Ainsi va le cours du monde : il nous faudra composer de plus en plus avec l’exil. Il y a d’abord l’évidence, sous nos yeux, de l’exil forcé de ceux poussés loin de chez eux par la misère, la guerre ou l’irresponsabilité écologique. Juste sous nos yeux, il se développe trop souvent comme la perpétuation d’un drame initial, imposé par les circonstances, subi, dont nous semblons ici, pour le moment, protégés. Parmi ceux qui ne migrent pas pour le plaisir, se trouvent des artistes porteurs d’histoires à exposer, sur lesquelles faire retour mais aussi à partir desquelles avancer, repartir dans sa tête et dans son corps. Le festival leur ouvre cette année largement ses portes et accueille de Tunisie, de Côte d’Ivoire, d’Afghanistan, d’Iran, de Corée et de l’Est comme du Sud de l’Europe autant de parcours, de corps, de langues pour expérimenter autrement cette humanité qui ne cesse d’oeuvrer à elle-même. C’est qu’il ne s’agit pas seulement d’ouvrir les portes pour accueillir mais aussi les fenêtres pour qui veut travailler à son autonomie et se déprendre du piège des représentations qui nous assaillent en ces temps du spectaculaire triomphant. Être aux aguets, solliciter l’écoute de ce qui vient, vaut pour tout le monde, nous les premiers.

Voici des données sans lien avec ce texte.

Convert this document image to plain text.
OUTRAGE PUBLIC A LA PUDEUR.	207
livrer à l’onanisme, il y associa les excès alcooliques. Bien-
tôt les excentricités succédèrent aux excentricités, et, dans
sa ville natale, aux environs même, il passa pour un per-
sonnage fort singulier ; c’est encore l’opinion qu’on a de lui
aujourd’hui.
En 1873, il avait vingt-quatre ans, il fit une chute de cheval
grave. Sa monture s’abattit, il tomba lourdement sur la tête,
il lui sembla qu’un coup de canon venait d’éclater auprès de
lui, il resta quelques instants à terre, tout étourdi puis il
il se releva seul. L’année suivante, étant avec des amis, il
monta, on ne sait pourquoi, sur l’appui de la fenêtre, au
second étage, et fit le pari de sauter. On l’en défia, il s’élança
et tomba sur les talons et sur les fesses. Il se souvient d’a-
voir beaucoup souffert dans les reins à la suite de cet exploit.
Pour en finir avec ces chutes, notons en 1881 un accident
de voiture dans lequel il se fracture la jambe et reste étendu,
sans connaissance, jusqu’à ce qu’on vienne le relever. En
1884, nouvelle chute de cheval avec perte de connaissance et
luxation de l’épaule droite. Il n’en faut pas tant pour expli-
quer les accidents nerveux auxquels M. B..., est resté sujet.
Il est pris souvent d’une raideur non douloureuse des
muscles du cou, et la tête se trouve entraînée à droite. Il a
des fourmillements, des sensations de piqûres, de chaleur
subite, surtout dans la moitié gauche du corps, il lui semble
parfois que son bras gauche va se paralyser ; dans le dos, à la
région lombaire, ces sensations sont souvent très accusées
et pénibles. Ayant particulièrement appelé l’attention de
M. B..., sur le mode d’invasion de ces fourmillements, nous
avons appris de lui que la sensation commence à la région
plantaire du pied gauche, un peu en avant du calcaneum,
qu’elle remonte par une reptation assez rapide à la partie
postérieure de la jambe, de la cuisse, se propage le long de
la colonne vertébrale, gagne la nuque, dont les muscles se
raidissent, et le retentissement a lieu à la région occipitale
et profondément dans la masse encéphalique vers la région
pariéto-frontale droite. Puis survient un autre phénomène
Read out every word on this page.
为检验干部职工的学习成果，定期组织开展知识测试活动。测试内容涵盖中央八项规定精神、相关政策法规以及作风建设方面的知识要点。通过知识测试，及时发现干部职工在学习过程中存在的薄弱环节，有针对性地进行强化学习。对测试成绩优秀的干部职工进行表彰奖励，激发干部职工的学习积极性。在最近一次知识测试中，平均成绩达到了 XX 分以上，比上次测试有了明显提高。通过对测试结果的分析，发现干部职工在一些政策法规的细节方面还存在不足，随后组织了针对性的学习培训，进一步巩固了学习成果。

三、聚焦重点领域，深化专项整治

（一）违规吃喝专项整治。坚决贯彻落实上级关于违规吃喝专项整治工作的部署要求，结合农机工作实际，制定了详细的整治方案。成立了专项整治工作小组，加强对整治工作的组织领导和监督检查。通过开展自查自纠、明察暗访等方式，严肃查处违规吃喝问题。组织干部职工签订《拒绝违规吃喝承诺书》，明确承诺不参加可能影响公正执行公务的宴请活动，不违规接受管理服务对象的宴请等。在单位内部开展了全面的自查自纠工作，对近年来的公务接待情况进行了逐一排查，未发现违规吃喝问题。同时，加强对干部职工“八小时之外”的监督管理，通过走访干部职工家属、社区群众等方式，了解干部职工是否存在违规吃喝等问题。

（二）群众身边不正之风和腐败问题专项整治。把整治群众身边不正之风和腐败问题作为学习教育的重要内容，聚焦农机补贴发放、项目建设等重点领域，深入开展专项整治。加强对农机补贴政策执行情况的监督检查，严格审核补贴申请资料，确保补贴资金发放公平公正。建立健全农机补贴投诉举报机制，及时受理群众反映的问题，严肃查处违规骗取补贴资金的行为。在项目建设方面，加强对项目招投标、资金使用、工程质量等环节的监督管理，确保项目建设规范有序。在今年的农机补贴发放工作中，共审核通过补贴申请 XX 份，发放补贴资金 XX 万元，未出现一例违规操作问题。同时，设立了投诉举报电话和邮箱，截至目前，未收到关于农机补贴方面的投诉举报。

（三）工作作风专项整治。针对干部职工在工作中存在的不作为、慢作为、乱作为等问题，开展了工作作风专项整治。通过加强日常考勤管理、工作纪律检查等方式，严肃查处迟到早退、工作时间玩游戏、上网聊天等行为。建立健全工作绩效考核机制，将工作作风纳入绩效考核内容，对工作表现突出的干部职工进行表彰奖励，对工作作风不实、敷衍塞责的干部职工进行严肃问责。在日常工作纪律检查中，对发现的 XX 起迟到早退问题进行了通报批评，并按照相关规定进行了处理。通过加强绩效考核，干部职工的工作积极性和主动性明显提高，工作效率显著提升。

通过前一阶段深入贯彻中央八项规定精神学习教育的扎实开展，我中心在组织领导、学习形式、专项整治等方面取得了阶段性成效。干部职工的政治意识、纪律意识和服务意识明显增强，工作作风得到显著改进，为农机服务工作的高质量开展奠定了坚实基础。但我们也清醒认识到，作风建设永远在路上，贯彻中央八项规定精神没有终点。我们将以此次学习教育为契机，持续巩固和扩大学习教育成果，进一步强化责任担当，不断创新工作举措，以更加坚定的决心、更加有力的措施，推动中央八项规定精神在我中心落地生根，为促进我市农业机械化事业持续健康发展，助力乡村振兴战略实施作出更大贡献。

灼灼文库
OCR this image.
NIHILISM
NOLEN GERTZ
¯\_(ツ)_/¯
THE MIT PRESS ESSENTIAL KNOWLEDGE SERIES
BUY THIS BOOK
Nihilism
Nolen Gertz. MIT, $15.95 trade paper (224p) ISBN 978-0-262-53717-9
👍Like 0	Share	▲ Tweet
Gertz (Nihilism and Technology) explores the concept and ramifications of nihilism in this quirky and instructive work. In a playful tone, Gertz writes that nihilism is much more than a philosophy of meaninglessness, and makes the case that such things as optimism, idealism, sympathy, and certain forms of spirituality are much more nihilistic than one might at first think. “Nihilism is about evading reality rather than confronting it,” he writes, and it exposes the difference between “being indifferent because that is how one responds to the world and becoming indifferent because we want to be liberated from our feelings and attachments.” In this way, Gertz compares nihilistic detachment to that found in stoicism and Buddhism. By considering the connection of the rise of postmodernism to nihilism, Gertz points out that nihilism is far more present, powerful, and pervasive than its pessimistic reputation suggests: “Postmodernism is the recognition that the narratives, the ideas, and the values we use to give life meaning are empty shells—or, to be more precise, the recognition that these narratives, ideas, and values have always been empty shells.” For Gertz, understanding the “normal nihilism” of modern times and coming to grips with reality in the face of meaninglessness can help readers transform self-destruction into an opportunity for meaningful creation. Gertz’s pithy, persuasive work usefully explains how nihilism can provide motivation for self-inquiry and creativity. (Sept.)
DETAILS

Une telle aspiration de rencontres et de mobilité pour soi se doit d’être sans cesse en recherche de ses formes les mieux adaptées.
Personne, nous le savons, ne souhaite répondre à une invitation si celle-ci méconnaît l’identité de son destinataire. Nous aimons à penser que celle de l’art, si épris avant tout des commencements,
commande de saisir que les plus jeunes d’entre nous, que les sociologues se plaisent à nommer générations X, Y ou Z, transforment notre rapport au temps et aux autres. Les enfants de la révolution numérique, connectés au monde depuis leur poche de jean, ne doivent pas être exilés des scènes contemporaines. Comment les y convier sans ignorer ce qu’ils sont et dans quelles pratiques particulières du monde ils se construisent ? La question hante plusieurs temps de la programmation de cette année et notamment celle de la journée consacrée aux ateliers professionnels organisée le 15 juin. Vous l’avez compris, le festival vous invite à pratiquer l’exil comme exercice de liberté, à le convertir en possibles à explorer. Bon festival aux exilés volontairement en transit !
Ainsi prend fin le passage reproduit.